Research On Technique Of Anomaly Detection For Network Situation Awareness System

With the growing of network technology and the increasing of the capability of distributed processing and network communication, many kinds of intrusion and attack activities become more and more crazy, with the organized and scaled trait ,it is cried for credible safety precautions in order to protect network users' information security. Currently, traditional network security products can not reflect network security status exactly any longer, so the research on Network Security Situational Awareness (NSSA) emerges.The NSSA system aims to monitor network security status from multiple perspectives, detect the potential or arisen anomalies in time, and reasonably forecast the network security status in time. In order to getting a great deal of related information, constructing kinds of security sensors becomes the foundation of NSSA. Considering SNMP is widely used, simple to realize and with high currency, it is used in this paper as an important network security situation data acquisition method, which acts as the data source in realizing security situational awareness in large scale network.First, the paper gives the overview of network anomaly detection technology and Network Security Situational Awareness technology at home and abroad. Then under the research topic, anomaly detection technology in Network Security Situational Awareness System is introduced.

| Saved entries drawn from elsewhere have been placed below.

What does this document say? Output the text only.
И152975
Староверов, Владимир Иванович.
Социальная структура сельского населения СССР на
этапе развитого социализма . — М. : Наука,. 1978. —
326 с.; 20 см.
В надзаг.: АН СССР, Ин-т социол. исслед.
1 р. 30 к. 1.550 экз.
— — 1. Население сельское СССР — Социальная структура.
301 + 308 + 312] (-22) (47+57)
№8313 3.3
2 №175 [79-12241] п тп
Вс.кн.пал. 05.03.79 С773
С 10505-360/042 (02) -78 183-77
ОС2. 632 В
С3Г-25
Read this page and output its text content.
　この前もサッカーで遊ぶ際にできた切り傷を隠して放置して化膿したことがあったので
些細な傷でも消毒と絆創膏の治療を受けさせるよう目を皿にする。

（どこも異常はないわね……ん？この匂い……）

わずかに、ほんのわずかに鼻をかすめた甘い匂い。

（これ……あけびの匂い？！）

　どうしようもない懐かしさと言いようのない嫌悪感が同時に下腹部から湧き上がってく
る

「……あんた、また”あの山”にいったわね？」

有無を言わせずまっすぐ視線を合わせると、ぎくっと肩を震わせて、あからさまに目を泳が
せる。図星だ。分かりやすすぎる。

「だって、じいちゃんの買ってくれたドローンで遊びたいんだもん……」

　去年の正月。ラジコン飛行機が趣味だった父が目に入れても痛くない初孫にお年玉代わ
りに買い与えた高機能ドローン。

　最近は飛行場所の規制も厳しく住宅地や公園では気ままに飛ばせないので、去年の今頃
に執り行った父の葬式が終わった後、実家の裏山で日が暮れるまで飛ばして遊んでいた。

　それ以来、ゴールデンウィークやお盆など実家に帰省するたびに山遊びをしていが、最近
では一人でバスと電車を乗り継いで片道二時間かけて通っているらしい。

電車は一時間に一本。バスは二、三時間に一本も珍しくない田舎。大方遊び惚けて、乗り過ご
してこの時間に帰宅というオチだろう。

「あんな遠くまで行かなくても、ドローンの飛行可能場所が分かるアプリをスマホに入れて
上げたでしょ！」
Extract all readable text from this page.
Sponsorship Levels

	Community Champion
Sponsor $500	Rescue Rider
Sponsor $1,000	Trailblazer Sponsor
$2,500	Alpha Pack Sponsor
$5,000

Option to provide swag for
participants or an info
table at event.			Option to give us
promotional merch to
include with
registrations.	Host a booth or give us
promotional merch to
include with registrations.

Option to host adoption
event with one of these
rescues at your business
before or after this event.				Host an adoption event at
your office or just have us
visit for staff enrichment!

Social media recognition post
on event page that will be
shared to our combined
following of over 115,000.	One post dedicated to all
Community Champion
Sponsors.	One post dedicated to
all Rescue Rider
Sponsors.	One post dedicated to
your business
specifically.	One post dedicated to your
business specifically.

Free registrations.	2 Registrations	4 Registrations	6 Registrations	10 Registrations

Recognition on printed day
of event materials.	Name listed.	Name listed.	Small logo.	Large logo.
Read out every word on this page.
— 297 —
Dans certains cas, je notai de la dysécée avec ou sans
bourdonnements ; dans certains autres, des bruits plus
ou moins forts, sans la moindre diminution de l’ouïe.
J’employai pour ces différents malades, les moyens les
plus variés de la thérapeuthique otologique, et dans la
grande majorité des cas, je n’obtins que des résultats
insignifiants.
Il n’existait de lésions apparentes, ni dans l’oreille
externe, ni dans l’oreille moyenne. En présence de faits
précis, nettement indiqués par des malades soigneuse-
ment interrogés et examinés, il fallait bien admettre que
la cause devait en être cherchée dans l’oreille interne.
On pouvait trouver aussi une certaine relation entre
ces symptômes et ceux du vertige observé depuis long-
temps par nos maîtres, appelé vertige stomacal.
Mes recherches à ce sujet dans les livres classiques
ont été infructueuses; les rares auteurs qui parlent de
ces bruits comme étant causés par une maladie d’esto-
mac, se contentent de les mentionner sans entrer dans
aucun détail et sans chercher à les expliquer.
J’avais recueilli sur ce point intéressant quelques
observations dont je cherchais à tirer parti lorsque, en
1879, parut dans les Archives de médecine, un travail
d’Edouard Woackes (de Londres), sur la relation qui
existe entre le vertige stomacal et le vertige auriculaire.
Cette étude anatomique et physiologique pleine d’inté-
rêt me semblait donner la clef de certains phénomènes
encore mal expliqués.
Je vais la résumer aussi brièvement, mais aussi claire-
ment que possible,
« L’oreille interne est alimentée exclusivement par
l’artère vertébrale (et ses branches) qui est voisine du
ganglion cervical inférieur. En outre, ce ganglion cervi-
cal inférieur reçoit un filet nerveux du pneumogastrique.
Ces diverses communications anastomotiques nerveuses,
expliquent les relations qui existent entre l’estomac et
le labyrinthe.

Secondly, three anomaly detection methods of Network Security Situational Awareness System which is aim at SNMP data's characteristic are provided and realized, namely, threshold detection method based on BP neural network,flow data anomaly detection method based on AR model and anomaly detection method based on association rule mining. Further, Anomaly Detection System's key module based on SNMP data mining is designed and realized. In the final section of this paper, SNMP performance data is collected in the experiment environment. Then three anomaly detection methods' availability is validated through the experiments. Finally, the conclusion was drawn and the further researches on this issue are put forward.